Perjalanan reformasi di Indonesia tentu saja tidak berjalan mulus, ibarat iman yang “yazid wa yanqus” naik turun dalam konstelasi demokrasi yang masih diperburuk oleh kenyataan “status quo” yang tidak saja sistemik, tetapi menjadi bagian dari realitas kultur dalam masyarakat di Nusantara.

Banyak pihak yang khawatir akan masa depan keragaman (pluralistik) dan keberagamaan (religiusitas) masyarakat Indonesia yang telah berpengalaman menata berbagai konflik dari tingkat lokal, nasional, bahkan transnasional melalui berbagai upaya bersifat naratif-ilmiah penyebaran buku, diskusi, aturan-aturan pemerintah, dengan melibatkan tidak hanya “state-actor” tetapi juga tokoh-tokoh agama dan masyarakat.

Keterlibatan mereka dengan berhasil menangani konflik merupakan bukti paling konkrit, bahwa penerimaan atas keragaman (toleransi) dan sikap “jalan tengah” (moderasi) adalah akar tradisi yang telah jauh hadir dalam rentang sejarah panjang Nusantara.

Salah satu dosen di UIN Surakarta dan juga aktivis Muslim yang fasih menyuarakan moderasi beragama, Nur Hafid berhasil memotret rentang panjang pentingnya reproduksi kultur keberagamaan sejak 1911-1999 (hal. 70) setelah berbagai peristiwa kekerasan yang mengatasnamakan agama terjadi di wilayah Solo. Kegelisahan akademiknya muncul ketika Kota Solo yang dikenal “Njawani” dengan kultur tepo seliro dan saling menghormati justru distigmatisasi sebagai “kota sumbu pendek” dan “mudah terbakar”.

Kafid, kemudian melakukan penelitian dengan menggandeng berbagai kalangan akademisi dan pemerintahan untuk menyuarakan kontra-narasi yang dimanifestasikan melalui program-program berbasis kurikulum, khususnya di madrasah aliyah untuk penguatan kultur yang disebutnya sebagai “reproduksi kultur” keberagamaan moderat di kalangan generasi muda Muslim.

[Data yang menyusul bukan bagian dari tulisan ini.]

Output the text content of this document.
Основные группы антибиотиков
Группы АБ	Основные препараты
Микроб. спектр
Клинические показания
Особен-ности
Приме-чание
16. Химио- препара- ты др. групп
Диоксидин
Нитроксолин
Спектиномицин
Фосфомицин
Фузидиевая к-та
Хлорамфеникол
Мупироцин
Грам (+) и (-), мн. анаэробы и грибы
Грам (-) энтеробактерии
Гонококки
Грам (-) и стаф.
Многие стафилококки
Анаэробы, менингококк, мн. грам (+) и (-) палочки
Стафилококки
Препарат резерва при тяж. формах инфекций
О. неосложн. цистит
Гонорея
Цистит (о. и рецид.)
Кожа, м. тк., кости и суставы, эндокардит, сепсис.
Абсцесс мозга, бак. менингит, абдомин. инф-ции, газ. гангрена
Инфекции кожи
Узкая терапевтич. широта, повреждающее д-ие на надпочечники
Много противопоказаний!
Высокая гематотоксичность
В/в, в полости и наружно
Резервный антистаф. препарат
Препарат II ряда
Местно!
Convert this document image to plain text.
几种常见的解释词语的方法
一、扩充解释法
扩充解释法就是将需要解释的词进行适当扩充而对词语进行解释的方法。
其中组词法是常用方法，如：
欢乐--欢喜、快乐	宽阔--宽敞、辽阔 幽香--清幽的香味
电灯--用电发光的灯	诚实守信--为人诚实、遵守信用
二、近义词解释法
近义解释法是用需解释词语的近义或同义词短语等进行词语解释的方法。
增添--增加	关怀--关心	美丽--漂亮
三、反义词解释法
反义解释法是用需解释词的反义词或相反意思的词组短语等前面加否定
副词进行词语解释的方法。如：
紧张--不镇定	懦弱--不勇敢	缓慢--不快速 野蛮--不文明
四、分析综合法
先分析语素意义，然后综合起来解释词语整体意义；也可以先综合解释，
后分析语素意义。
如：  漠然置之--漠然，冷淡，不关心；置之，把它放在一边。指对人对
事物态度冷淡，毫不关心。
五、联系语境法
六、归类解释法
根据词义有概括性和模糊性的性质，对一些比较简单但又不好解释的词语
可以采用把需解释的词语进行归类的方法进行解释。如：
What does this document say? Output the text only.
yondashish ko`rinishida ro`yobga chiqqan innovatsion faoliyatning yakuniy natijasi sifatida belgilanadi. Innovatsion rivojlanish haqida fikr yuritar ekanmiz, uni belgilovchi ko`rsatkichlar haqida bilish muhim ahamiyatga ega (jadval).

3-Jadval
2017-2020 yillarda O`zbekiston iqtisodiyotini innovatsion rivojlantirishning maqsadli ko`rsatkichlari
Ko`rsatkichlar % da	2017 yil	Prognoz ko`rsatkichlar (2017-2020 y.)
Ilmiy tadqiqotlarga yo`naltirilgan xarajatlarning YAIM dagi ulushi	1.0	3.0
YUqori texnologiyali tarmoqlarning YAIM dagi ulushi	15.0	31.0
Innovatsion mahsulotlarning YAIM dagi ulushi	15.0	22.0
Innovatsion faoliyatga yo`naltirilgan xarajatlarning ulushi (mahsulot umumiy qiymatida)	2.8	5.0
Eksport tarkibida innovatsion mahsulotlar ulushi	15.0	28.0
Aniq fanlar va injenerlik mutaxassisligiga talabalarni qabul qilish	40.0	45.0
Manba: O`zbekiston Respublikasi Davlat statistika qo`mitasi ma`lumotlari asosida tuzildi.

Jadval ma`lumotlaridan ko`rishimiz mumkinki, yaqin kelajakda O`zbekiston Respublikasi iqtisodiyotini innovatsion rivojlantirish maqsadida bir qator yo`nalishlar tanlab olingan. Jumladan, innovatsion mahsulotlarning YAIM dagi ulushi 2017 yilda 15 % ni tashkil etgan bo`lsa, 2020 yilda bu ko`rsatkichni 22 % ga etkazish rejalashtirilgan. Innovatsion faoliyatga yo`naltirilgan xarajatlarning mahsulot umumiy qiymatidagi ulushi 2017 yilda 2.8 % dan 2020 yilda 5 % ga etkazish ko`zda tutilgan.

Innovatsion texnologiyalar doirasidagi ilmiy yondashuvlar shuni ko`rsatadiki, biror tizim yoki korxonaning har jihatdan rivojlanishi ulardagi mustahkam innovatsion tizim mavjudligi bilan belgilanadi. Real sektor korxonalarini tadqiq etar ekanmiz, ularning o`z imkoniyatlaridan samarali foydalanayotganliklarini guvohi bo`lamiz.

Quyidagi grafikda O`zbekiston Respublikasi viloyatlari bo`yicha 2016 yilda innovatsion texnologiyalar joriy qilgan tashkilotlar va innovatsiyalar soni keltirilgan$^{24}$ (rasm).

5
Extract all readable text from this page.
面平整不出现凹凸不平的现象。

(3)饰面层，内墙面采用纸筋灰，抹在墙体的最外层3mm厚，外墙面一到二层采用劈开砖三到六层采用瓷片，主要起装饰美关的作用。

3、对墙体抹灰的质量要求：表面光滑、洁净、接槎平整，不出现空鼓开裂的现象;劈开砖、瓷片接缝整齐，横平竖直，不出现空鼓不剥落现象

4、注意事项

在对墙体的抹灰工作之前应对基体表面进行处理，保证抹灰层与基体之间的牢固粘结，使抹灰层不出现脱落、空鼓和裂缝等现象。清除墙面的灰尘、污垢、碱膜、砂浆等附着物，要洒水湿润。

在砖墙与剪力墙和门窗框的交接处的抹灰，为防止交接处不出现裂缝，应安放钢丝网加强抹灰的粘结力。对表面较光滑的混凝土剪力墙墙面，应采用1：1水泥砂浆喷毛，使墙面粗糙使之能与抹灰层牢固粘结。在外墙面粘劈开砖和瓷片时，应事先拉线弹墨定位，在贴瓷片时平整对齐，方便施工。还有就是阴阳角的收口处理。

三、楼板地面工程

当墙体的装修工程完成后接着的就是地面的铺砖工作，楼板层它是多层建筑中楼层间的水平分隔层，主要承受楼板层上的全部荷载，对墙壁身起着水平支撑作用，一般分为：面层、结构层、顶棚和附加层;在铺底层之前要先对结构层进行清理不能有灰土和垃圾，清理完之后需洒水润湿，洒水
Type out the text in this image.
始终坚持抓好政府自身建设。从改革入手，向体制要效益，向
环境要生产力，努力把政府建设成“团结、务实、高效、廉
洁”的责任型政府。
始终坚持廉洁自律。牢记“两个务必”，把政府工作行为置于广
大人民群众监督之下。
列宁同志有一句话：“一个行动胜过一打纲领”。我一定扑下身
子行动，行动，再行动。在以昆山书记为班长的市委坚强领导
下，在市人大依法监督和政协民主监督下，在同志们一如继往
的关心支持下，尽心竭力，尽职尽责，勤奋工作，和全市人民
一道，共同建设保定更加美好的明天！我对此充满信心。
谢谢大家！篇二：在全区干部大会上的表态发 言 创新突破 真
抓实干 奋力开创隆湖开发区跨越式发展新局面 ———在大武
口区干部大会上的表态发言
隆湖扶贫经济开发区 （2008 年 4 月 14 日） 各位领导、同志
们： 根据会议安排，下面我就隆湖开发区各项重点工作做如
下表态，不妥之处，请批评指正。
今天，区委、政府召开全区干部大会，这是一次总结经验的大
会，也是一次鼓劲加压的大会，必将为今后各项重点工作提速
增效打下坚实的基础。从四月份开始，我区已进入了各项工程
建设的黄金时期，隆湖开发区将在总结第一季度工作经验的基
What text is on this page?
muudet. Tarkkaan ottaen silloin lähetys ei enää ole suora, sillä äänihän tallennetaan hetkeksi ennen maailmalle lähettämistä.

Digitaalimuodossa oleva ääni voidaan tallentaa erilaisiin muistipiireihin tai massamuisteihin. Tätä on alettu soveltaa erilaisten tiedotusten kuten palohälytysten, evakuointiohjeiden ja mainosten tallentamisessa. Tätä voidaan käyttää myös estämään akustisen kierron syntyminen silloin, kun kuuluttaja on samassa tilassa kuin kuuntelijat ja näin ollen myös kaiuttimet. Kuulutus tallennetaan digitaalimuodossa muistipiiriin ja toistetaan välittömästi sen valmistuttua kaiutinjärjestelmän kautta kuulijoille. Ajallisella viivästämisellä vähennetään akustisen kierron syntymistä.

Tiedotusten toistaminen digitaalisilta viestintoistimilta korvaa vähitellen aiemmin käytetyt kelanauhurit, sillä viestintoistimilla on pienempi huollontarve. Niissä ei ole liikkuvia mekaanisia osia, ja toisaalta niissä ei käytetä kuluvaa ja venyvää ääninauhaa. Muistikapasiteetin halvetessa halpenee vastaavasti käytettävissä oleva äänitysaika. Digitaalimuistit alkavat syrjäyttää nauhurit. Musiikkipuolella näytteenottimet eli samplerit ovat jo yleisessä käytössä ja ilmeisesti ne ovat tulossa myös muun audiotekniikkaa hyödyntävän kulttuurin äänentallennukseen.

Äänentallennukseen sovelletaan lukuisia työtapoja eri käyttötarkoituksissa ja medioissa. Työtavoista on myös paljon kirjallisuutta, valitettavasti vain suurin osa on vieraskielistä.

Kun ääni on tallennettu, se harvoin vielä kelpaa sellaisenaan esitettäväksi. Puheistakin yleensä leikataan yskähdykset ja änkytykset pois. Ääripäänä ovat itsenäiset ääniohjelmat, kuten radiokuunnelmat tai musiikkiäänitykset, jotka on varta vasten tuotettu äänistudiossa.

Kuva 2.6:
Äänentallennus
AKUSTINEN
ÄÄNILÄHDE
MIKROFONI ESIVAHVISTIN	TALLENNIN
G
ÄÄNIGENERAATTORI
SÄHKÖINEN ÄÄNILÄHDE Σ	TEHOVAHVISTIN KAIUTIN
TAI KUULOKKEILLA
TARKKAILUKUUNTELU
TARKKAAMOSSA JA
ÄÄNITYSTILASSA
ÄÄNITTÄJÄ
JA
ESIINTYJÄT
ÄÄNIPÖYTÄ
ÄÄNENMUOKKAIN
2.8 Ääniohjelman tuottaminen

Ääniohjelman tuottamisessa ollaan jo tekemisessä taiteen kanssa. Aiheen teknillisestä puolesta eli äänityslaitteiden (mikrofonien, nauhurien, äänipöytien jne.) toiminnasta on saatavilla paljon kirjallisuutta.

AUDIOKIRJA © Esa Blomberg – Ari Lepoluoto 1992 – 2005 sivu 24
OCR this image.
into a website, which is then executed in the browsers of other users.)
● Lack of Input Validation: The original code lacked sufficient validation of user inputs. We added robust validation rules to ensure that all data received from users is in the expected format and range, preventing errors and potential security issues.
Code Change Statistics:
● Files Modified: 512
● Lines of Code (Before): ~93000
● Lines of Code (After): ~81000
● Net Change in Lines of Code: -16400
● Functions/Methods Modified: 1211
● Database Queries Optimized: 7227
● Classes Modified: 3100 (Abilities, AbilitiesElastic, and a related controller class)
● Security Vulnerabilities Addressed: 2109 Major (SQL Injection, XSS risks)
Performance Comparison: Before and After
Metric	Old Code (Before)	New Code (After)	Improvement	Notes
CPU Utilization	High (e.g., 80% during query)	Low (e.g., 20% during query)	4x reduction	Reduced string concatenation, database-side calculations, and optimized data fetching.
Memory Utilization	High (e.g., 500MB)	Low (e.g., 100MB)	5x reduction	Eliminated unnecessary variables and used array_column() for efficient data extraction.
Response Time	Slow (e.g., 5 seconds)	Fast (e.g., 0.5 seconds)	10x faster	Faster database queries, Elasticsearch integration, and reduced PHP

Kegelisahan akademik ini sukses membuka ruang baru moderasi beragama dengan terlibat langsung dengan Kementrian Agama yang kebetulan sedang mengimplementasikan program tersebut. Bak gayung bersambut, Kafid pada akhirnya berhasil mempertahankan disetasinya setebal lebih dari 250 halaman di Sekolah Pascasarjana UIN Syarif Hidayatullah Jakarta dan saat ini bukunya diterbitkan oleh Elex Media Kompetindo.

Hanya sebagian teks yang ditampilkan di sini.